Eu não sabia que doía tanto
Uma mesa num canto, uma casa e um jardim,
Se eu soubesse o quanto dói a vida
Essa dor tão doída não doía assim,
Agora resta uma mesa na sala
E hoje ninguém mais fala no seu bandolim.
Naquela mesa tá faltando ele
E a saudade dele está doendo em mim.

Naquela mesa tá faltando ele
E a saudade dele está doendo em mim.
amando e dando vexame


meu pai já tinha morrido fazia um tempo. eu estava em maceió com amigas num bar com música ao vivo.
aquela história de amigas saindo de noite. muita risada, muita abobrinha, alguma paquera.
e o filhodaputa do saxofonista tocou naquela mesa.
e eu lá, sob o impacto.
meu pai gostava dessa música.
e eu lá, mantendo a pose, desmoronando por dentro.
e o cara tocando.
e minhas amigas notaram que eu estava estranha.
e o cara tocando
e eu abri o choro, na mesa, na frente de todo mundo.
chorei de soluçar, de ficar com a cara vermelha, os olhos inchados, o nariz entupido, esquecida de tudo à minha volta, só pensando na música e no meu pai e em mim sem ele o resto da vida.
de repente me levantei e corri pro banheiro. sentei no chão e continuei chorando.
até que o meu senso de ridículo me domou, como sempre.
mulheres que eu não conhecia me olhavam, espantadas.
uma amiga chegou ressabiada para falar comigo.
levantei, lavei o rosto, passei a mão no cabelo e tentei achar coragem para mostrar a cara de novo no restaurante. era óbvio que eu era a atração principal da noite.
sentei na mesa, bebi uma água, fingindo não notar que todo mundo olhava para mim: a louca chorona.
o saxofonista terminou de tocar outra música e veio falar comigo, saber o que tinha acontecido.
contei do meu pai, ele pediu desculpa.

o resto da noite eu esqueci.

4.2.03

meu pai brincava de fantasma da meia noite comigo

e cantava músicas que me faziam morrer de rir e até fazer xixi na roupa

"por ti! eu me esborracho todo, morena..."
minhas irmãs lembram diferente do meu pai.

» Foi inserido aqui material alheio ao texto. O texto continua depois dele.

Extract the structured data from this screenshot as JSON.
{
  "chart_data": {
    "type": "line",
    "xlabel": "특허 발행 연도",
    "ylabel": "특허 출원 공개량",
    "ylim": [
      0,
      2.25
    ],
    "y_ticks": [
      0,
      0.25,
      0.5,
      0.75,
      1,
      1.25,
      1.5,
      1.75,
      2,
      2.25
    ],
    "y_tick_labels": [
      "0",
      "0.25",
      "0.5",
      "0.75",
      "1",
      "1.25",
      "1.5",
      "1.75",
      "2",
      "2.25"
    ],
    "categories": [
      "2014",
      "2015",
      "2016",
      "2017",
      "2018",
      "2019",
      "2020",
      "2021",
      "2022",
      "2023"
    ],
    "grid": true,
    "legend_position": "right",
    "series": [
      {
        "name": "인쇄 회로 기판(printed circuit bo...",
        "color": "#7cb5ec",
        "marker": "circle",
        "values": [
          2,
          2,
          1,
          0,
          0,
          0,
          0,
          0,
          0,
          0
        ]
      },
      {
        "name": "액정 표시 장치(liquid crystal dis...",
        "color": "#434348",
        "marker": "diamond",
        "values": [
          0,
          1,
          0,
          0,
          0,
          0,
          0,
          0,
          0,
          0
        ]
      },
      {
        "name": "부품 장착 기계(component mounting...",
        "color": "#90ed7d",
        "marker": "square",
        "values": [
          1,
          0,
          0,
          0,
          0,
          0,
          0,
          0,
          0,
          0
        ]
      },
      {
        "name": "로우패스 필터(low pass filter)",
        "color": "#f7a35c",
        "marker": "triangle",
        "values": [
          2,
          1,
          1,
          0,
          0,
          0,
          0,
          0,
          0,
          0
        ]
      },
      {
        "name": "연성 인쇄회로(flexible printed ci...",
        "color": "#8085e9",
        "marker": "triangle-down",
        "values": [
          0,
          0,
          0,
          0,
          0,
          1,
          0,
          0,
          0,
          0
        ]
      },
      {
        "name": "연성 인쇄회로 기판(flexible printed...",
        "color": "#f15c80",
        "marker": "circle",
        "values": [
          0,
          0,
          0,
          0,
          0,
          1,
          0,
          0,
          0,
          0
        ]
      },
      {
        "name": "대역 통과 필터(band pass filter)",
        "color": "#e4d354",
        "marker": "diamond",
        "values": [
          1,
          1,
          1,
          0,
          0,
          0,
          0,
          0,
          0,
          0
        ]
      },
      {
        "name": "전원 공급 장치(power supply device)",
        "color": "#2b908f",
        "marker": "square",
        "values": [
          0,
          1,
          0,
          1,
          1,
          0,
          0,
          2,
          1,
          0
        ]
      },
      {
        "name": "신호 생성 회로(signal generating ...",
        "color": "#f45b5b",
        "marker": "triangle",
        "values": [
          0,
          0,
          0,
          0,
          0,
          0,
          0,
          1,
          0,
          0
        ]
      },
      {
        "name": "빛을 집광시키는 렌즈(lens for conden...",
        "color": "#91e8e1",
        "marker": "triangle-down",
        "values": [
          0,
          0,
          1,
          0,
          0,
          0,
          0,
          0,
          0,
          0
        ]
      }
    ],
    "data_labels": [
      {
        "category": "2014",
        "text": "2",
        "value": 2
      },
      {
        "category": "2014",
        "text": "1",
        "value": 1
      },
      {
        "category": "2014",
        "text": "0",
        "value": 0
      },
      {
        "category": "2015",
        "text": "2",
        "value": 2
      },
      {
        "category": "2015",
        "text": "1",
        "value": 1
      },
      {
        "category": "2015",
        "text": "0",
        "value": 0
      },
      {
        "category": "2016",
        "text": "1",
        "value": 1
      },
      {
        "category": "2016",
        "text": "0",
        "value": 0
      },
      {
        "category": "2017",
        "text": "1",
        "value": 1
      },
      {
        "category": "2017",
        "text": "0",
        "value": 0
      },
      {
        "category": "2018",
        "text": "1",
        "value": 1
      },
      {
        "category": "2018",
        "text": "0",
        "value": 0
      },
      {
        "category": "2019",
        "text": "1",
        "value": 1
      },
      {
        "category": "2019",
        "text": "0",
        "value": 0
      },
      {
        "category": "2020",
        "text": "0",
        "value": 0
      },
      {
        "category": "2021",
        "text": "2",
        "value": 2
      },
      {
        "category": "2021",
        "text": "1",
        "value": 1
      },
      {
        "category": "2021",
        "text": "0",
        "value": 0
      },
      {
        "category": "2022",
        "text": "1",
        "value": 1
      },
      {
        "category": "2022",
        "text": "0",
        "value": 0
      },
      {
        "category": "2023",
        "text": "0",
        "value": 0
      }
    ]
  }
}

simples: eu lembro do meu pai, não do pai delas. dá para entender?
meu pai gostava muito do bolo pé-de-moleque. é um bolo que se come, preferencialmente, no são joão, e leva café e castanha de caju na receita.

minha mãe fazia o bolo quando ele pedia e só faltava ter uma síncope com a reação que ele tinha quando comia. meu pai mordia uma fatia e dizia 'tá bom. mas o da minha mãe era melhor"

e quando o bolo estava excepcionalmente bom, ele admitia: "tá lembrando o da minha mãe"


por isso que ele dizia que só estava casado pq era com minha mãe. fosse com outra, ela não agüentaria.